Attentively listening is a man called "Dante," who wants to be convinced that Barley means what he says. Dante, it turns out, has secretly written a book about the Soviet Union's true nuclear missile capabilities.
At a sales fair, a Russian woman, Katya, cannot locate Barley, so she asks Niki Landau, another publishing company's representative, to pass along a very important manuscript. Niki sneaks a look at the book and delivers it to British government authorities rather than take it to Barley.

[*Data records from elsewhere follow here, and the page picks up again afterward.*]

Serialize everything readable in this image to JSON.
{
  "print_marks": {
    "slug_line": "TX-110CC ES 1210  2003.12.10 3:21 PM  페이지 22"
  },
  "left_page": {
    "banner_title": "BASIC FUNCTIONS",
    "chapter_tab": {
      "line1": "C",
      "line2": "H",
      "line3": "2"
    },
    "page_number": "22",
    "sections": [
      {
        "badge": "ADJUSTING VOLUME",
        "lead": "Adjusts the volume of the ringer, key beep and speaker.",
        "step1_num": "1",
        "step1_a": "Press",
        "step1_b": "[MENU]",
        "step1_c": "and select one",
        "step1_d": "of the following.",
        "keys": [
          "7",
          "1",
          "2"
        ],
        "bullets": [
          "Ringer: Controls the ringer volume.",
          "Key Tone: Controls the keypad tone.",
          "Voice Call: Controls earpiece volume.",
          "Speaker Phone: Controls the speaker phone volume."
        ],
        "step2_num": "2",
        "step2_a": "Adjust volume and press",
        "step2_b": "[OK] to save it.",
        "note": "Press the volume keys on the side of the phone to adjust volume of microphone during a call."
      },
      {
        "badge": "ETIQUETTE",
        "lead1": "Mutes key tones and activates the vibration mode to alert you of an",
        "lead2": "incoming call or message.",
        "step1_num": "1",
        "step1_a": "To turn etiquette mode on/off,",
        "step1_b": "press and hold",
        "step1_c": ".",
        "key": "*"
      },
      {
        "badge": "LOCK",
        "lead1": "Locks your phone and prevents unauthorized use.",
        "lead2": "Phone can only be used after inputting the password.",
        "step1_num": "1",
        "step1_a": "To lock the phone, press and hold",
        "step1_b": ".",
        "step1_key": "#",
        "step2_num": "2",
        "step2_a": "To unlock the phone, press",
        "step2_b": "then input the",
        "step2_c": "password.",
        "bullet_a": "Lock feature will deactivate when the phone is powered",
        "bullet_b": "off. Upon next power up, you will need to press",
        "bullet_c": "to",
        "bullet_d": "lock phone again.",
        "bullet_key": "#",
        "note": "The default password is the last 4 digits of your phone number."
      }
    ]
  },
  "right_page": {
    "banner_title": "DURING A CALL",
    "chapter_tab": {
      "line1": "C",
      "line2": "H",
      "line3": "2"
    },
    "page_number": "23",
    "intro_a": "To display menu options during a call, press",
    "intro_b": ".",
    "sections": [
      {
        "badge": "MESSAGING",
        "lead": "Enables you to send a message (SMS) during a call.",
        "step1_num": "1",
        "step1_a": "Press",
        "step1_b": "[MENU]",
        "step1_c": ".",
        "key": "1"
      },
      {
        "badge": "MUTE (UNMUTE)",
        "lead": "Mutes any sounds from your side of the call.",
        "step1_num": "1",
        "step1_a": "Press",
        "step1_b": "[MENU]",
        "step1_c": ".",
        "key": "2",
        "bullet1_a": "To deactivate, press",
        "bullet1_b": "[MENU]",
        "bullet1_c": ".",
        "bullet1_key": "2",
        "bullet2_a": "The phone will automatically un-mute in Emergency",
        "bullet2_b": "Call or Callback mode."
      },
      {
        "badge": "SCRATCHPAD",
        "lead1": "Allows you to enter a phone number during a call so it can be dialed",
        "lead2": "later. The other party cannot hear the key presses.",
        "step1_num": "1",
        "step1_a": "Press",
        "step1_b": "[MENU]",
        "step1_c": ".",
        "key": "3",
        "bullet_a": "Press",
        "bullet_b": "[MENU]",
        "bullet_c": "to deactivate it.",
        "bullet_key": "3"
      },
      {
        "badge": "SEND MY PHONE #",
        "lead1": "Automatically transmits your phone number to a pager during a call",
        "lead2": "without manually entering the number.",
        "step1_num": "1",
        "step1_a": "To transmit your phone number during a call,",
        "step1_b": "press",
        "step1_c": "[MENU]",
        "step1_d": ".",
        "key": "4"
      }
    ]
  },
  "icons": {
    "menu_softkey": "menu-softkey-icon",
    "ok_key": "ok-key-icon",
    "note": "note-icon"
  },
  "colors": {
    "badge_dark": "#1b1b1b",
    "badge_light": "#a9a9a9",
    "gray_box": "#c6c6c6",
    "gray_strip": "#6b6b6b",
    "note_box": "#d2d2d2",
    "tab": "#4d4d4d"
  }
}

British intelligence agents from a specific branch nicknamed "the Russia house" and CIA agents from America promptly summon Blair and request his help. Their plan is to give him some fundamental training as a spy, then send him to the USSR in an attempt to arrange a personal meeting with Dante, a brilliant scientist whose actual name is Yakov.
He reluctantly agrees and is briefed by Ned, his British contact. Barley is screened by American military and government officials. Ned's counterpart in the U.S., Russell, ultimately comes to London to monitor Barley's progress.
Barley travels to Moscow, where upon meeting Katya, he is instantly smitten. She takes a liking to him, too, but having been taught to be suspicious asks Barley point-blank if he is a spy. He says no.
When he finally is able to meet with Dante/Yakov one-on-one, Barley explains that the sensitive manuscript is now in the hands of British and American authorities. Yakov feels betrayed, but Barley convinces him that the book can still be published, which was the author's objective in the first place.
Barley and Katya continue to fear that they, and particularly Yakov, could be under KGB observation. A series of questions is designed to verify the facts presented in the book, but Yakov vanishes and is said to be gravely ill. Allowed a phone call, he uses a code word that lets Katya know he has been captured and her life is also in great danger.
Now in love with her, Barley confesses the truth and hatches a plan to help her and her family escape. Barley enters a building and never comes out, much to the consternation of British and American authorities. He has traded the list of questions to the Russians in exchange for the freedom of Katya's family. He tells the British and Americans it might be unfair, but as he writes to Ned: "That's what you get for opening other people's mail."
He waits in Lisbon for a ship to dock that brings Katya and her family to him to begin a new life.